An Order of Canada recipient, Kogawa’s novel “Obasan” has won numerous awards including the Canadian Authors Association Book of the Year Award. And writers groups from across the country have rallied behind the current fundraising efforts including the Writers Union of Canada, PEN Canada and the Asian Canadian Writers’ Workshop.

Kogawa’a novel was the first to tell the Japanese Canadian internment story and she believes many more stories of injustice have yet to be written. It is Kogawa’s hope that through the House’s writers in residence program, writers who would otherwise be prevented from telling their stories in their home countries will finally be able to put pen to paper.

“It will be a place for writers to think, reflect, and write stories,” said Kogawa. “If writers from other countries can come and tell us their stories, and if we can shine the light of truth so that strangers can become friends, we can bring hope and healing into the world.”
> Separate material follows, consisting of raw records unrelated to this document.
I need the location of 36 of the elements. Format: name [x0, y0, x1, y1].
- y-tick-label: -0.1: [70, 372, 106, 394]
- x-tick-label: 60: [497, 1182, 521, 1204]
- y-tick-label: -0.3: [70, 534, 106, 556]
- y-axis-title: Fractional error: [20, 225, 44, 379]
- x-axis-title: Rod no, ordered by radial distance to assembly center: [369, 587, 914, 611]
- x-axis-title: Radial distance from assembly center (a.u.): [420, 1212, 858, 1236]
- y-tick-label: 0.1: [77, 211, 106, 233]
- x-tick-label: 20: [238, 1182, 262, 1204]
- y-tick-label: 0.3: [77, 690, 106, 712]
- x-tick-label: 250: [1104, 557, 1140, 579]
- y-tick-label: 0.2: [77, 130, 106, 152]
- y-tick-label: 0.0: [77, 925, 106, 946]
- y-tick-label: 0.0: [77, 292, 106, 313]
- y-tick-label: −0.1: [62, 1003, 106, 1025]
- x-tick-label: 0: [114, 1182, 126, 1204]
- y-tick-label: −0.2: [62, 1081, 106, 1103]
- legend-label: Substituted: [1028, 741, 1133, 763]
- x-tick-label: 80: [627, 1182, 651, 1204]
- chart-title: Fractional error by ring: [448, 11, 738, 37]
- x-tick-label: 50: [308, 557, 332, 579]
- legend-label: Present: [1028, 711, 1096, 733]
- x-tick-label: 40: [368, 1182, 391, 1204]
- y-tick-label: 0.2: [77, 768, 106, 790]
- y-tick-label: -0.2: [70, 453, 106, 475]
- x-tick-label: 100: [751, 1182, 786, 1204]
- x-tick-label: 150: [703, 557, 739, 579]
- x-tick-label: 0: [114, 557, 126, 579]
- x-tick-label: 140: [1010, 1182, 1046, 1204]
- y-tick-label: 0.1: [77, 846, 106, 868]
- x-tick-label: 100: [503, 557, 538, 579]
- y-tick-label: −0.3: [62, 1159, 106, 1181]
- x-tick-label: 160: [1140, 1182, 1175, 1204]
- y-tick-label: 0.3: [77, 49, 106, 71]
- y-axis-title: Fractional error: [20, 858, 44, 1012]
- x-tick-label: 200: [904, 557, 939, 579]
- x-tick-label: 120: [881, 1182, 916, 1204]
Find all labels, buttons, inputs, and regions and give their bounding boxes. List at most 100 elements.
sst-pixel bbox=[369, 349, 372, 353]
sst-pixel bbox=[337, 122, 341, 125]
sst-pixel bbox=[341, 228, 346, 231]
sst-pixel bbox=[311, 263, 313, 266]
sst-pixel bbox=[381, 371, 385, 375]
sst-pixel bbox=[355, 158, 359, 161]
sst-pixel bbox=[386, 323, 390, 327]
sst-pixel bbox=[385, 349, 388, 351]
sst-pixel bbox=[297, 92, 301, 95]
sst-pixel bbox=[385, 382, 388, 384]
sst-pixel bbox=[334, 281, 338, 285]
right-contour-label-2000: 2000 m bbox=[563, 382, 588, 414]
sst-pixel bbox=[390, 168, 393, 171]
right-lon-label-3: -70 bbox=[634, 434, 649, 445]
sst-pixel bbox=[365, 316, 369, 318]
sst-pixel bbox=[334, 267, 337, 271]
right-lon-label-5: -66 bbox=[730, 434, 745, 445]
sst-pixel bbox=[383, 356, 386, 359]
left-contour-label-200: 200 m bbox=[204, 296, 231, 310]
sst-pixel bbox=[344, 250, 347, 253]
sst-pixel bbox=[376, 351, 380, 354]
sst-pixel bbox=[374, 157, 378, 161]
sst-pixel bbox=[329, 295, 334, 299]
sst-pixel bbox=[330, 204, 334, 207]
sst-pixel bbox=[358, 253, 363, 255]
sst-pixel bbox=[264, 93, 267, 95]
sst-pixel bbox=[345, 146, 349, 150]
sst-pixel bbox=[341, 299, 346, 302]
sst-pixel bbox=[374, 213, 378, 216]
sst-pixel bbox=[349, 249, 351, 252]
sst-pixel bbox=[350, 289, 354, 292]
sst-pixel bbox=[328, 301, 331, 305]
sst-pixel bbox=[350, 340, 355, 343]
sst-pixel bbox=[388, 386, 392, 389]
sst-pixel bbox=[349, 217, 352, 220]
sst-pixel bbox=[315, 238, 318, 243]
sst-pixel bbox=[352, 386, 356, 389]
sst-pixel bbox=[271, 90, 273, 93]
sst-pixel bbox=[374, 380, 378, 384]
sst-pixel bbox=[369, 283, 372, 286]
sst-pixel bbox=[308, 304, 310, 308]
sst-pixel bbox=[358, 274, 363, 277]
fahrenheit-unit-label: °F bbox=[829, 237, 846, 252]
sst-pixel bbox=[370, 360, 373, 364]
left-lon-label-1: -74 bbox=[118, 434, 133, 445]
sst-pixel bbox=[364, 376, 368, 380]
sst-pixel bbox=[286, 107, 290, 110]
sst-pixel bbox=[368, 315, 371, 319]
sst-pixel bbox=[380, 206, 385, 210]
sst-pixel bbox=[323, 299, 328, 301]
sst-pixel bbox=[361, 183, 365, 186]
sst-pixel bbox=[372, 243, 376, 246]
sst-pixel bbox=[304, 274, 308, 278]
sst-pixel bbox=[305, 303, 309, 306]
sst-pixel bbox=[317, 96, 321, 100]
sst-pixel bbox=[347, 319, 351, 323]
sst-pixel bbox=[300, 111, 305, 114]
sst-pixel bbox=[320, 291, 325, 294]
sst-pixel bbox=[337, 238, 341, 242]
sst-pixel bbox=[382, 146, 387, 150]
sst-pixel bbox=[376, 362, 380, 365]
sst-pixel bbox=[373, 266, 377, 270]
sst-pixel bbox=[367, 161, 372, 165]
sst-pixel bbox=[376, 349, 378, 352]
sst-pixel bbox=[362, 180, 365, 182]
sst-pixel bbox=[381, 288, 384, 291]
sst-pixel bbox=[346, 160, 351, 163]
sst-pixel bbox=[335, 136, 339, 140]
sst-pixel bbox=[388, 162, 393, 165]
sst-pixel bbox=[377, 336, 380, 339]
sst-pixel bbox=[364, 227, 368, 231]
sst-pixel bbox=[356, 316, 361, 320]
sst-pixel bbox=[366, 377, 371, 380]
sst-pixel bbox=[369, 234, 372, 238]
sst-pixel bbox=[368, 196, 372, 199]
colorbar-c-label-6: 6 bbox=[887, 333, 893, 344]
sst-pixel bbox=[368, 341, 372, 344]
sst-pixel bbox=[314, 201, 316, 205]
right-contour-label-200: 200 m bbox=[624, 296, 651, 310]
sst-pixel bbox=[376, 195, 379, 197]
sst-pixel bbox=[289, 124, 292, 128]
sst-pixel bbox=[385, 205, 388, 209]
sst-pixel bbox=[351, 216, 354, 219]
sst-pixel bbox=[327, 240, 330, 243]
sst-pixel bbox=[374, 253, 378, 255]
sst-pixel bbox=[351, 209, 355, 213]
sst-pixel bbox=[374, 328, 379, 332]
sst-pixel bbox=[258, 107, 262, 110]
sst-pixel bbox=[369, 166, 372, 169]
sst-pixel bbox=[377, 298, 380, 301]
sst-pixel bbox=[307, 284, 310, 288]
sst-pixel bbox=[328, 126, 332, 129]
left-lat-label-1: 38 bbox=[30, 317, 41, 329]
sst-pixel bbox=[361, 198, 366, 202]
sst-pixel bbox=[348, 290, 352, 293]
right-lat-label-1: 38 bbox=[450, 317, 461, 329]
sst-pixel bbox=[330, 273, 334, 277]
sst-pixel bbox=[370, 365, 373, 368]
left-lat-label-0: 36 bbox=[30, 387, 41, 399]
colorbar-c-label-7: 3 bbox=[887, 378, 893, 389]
“Joy Kogawa is the North American Nikkei community’s Zora Neale Hurston. She’s able to evoke the rhythm of Nikkei life — in dialogue and description,” said author Naomi Hirahara. “She was one of the early novelists to write honestly about the World War II incarceration experience; she, I think, gave Nikkei writers permission to dive into dangerous and personal waters.”

The Save Joy Kogawa House Committee and The Land Conservancy hope to request historic status for the house once they are able to purchase the property. An emergency request for $350,000 from the federal government has been submitted with no reply yet but the committee has so far raised close to $200,000.

They are hopeful that recent national and international exposure to their efforts will propel their fundraising efforts. Committee members believe they will reach the target goal but say their efforts will continue even after the deadline.

“The preservation of Joy Kogawa’s childhood home would be a final statement that the Nikkei have a vital history in North America — we cannot be uprooted again,” said Hirahara.

“The home speaks to our history. It symbolizes what happened to the Japanese Canadian community in the 40s,” said Henry Kojima, president of the National Association of Japanese Canadians. “Everyone feels it’s a positive thing.”

Kogawa has been traveling the country helping in the fundraising efforts and is looking forward to seeing the house preserved so she can get back to writing. She is currently working on the third novel in the “Obasan” series.

“If the campaign succeeds it will be a great relief to me. I can get back to my writing,” said Kogawa with a chuckle.